The third snag is due to the additivity of the equations. Biomass measurements, then the fitting of functions, are often made compartment by compartment. The relations are not immediately additive, and a desired property of the equations system is that the sum of the biomass predictions made compartment by compartment equals the total biomass predicted for the tree (see Kozak 1970; Reed and Green 1985; Návar, Méndez, and Dale 2002). Three solutions are in general suggested (Parresol 1999):

  • total biomass is calculated by summing the compartment by compartment biomasses, and the variance of this estimation uses the variances calculated for each compartment and the covariances calculated two by two;

  • additivity is ensured by using the same regressors and the same weights for all the functions, with the parameters of the total biomass function being the sum of the parameters obtained for each compartment;

  • the models are different compartment by compartment but are fitted jointly, and additivity is obtained by constraints on the parameters.

Each method has its advantages and disadvantages. Here in this guide we will fit a model for each compartment and a model for total biomass, while checking that additivity is respected. Concrete examples (dubbed “red lines”) will be used throughout this guide as illustrations. These are based on datasets obtained during studies conducted in a natural wet tropical forest in Ghana (Henry et al. 2010).

1.2.3 Measuring the biomass of a tree

Biomass tables create a link between actual individual biomass measurements and biomass estimations in the field based on inventory data. Weighing trees to measure their biomass is therefore an integral part of the approach used to construct allometric equations, and a large part of this guide is therefore devoted to describing this operation. Although the general principles described in chapter 3 (tree segmentation into compartments of homogenous dry weight density, measurement of dry matter / fresh volume ratios in aliquots, and application of a simple rule of three) should yield a biomass estimation for any type of woody plant, this guide will not address all the special cases. Plants that are not trees but potentially have the stature of trees (bamboo, rattan, palms, tree ferns, Musaceae, Pandanus spp., etc.) are considered as exceptions.

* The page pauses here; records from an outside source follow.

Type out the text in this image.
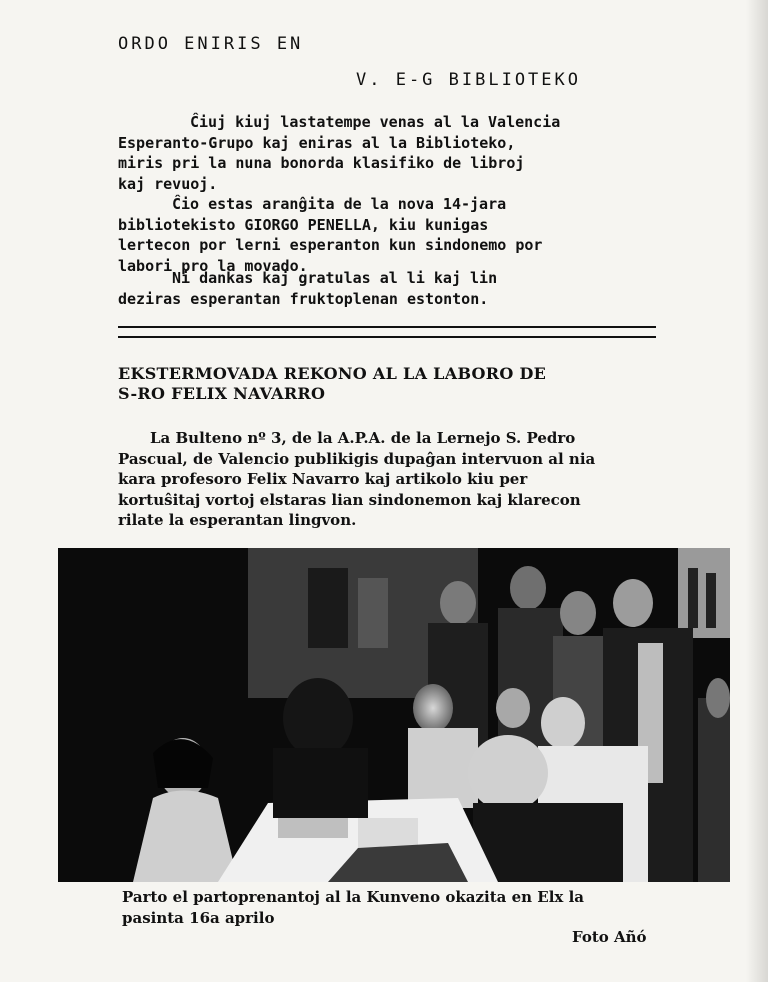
ORDO ENIRIS EN
V. E-G BIBLIOTEKO
Ĉiuj kiuj lastatempe venas al la Valencia
Esperanto-Grupo kaj eniras al la Biblioteko,
miris pri la nuna bonorda klasifiko de libroj
kaj revuoj.
Ĉio estas aranĝita de la nova 14-jara
bibliotekisto GIORGO PENELLA, kiu kunigas
lertecon por lerni esperanton kun sindonemo por
labori pro la movado.
Ni dankas kaj gratulas al li kaj lin
deziras esperantan fruktoplenan estonton.
EKSTERMOVADA REKONO AL LA LABORO DE
S-RO FELIX NAVARRO
La Bulteno nº 3, de la A.P.A. de la Lernejo S. Pedro
Pascual, de Valencio publikigis dupaĝan intervuon al nia
kara profesoro Felix Navarro kaj artikolo kiu per
kortuŝitaj vortoj elstaras lian sindonemon kaj klarecon
rilate la esperantan lingvon.
Parto el partoprenantoj al la Kunveno okazita en Elx la
pasinta 16a aprilo
Foto Añó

Plants that use trees as supports for their growth (epiphytes, parasitic plants, climbers, etc.) are another special case (Putz 1983; Gerwing and Farias 2000; Gerwing et al. 2006; Gehring, Park, and Denich 2004; Schnitzer, DeWalt, and Chave 2006; Schnitzer, Rutishauser, and Aguilar 2008). Their biomass should be dissociated from that of their host.

Finally, hollow trees, and trees whose trunks are shaped very differently from a cylinder (e.g. Swartzia polyphylla DC.), strangler fig, etc., are all exceptions to which biomass tables cannot be applied without specific adjustments (Nogueira, Nelson, and Fearnside 2006).